Daniel Larue Johnson (b. 1938, Los Angeles, CA – d. 2017, New York, USA) has produced a significant and varied body of work that includes paintings, drawings, prints and large-scale...
Daniel Larue Johnson (b. 1938, Los Angeles, CA – d. 2017, New York, USA) has produced a significant and varied body of work that includes paintings, drawings, prints and large-scale sculptures, ranging from Hard Edge abstraction and politically-charged assemblage to Minimalist and Post-Minimalist forms. Johnson received a BFA from the Chouinard Art Institute (now California Institute of the Arts), where he became part of a pioneering community of artists engaging politically and creatively with the Civil Rights movement.
In the early 1960s whilst still living in California, Johnson was making assemblage works – graphic, dioramic constructions of objects, often repainted in black. At this time, which is referred to as his “black box” period, Johnson was part of a pioneering community of artists engaging politically and creatively with the Civil Rights movement. These works question the treatment of civil rights protestors from a personal perspective. In 1964, Johnson was invited by John Weber to participate in an exhibition entitled Boxes at Dwan Gallery, which presented his confrontational assemblages alongside modernists such as Marcel Duchamp and Kurt Schwitters.
In 1965 Johnson was awarded a Guggenheim Fellowship, the grant allowed him to move to Paris where he studied under Alberto Giacometti. Following Giacometti’s death in 1966, he returned to the United States with his family, settling in New York City. The artist’s return to the US coincided with a shift in the focus of his work.
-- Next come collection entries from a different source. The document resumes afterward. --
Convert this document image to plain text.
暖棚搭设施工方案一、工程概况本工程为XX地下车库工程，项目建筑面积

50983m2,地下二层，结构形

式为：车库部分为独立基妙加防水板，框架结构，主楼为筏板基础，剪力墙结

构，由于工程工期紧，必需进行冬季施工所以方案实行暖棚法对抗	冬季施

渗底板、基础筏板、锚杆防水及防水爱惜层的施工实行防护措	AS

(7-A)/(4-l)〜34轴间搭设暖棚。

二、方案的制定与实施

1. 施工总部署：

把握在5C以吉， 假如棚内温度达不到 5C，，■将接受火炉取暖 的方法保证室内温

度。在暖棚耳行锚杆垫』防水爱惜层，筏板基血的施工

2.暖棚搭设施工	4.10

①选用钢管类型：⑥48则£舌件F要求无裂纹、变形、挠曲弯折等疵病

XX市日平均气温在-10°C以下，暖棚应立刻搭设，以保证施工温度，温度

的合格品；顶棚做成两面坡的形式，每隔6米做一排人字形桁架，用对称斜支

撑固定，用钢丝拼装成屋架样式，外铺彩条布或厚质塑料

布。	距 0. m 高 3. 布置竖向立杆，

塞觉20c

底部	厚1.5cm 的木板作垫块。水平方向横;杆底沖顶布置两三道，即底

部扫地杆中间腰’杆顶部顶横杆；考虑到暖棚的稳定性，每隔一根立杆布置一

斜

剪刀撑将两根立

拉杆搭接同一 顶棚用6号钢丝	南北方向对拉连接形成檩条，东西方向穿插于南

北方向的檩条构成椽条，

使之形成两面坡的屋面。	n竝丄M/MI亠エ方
Immersed in New York’s dynamic creative environment, Johnson abandoned his assemblage “black boxes” to instead focus on colourful abstract paintings and minimalist sculptures, more aligned with a New York aesthetic.
Johnson produced the Sunrise Series during a visit to Guadeloupe in the summer of 1979. These works mark a moment of transformation in Johnson’s art, moving away from the hard-edged geometry of his colour-field paintings and minimalist sculptures towards a purer exploration of colour. Johnson has described the way in which this change in direction ‘emanated from […] my visits to the beautiful island of Guadeloupe, French West Indies, with hundreds of new dazzling colors that ultimately led me to Saint Croix […] to discover more beautiful colors.’ This new direction is also consciously rooted in the great tradition of Western colour field painting, which has always been intimately tied to nature and landscape, from Monet to the atmospheric canvases of the Abstract Expressionists.
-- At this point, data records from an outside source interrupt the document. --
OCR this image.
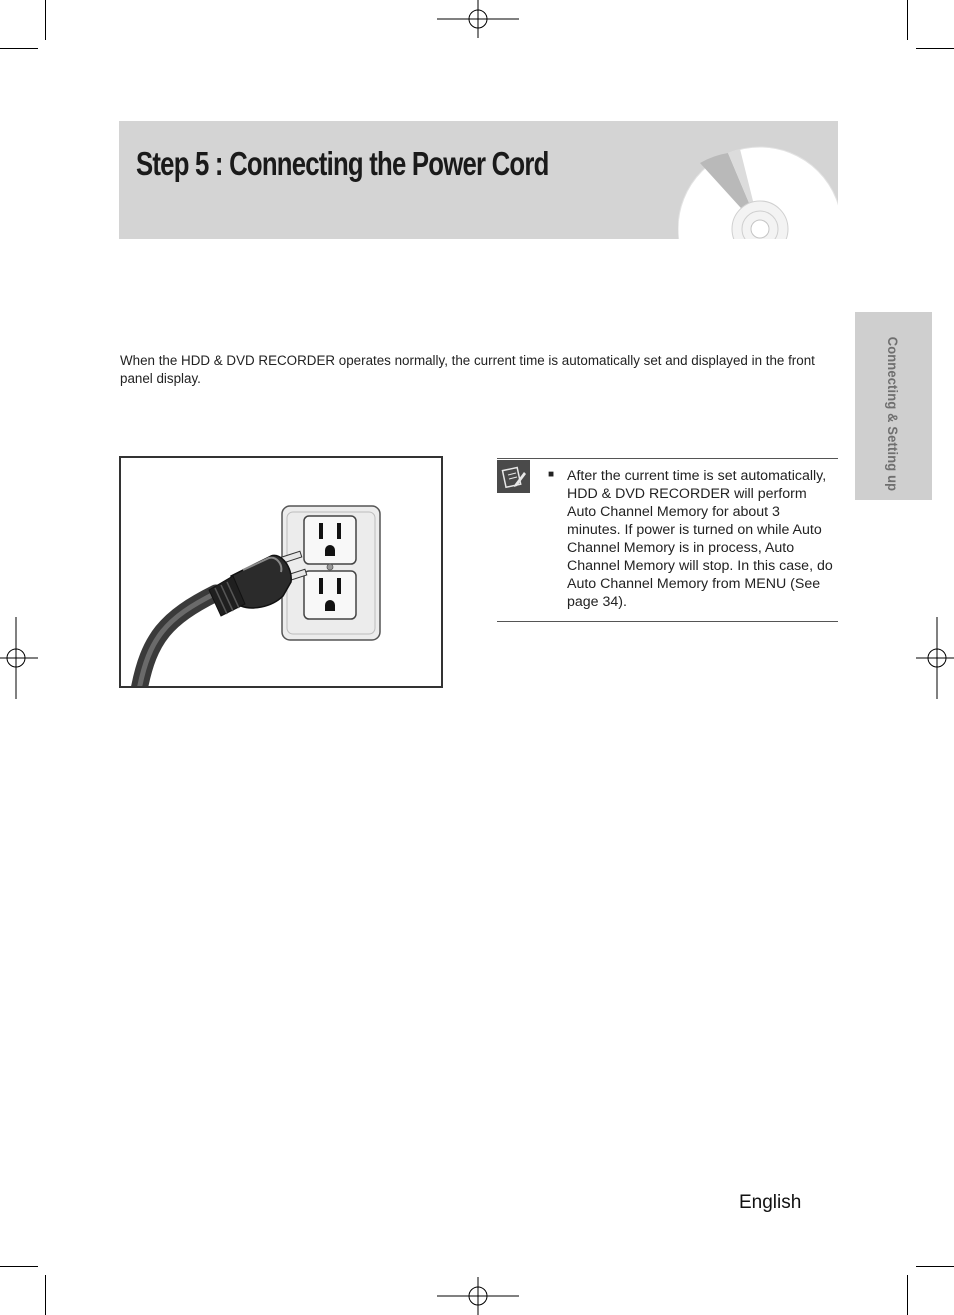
Step 5 : Connecting the Power Cord
Connecting & Setting up

When the HDD & DVD RECORDER operates normally, the current time is automatically set and displayed in the front panel display.

■ After the current time is set automatically, HDD & DVD RECORDER will perform Auto Channel Memory for about 3 minutes. If power is turned on while Auto Channel Memory is in process, Auto Channel Memory will stop. In this case, do Auto Channel Memory from MENU (See page 34).

English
Rendered in vivid ink and pastel, these intimate works on paper explore the unstable boundary between representation and abstraction, an ongoing theme in Johnson’s work on multiple scales and in different media. These drawings evoke a bright, vibrant summer sunlight – as observed, perhaps, through cracks in window shutters – and yet remain resolutely abstract and minimal: a series of evenly spaced, simple blocks of colour.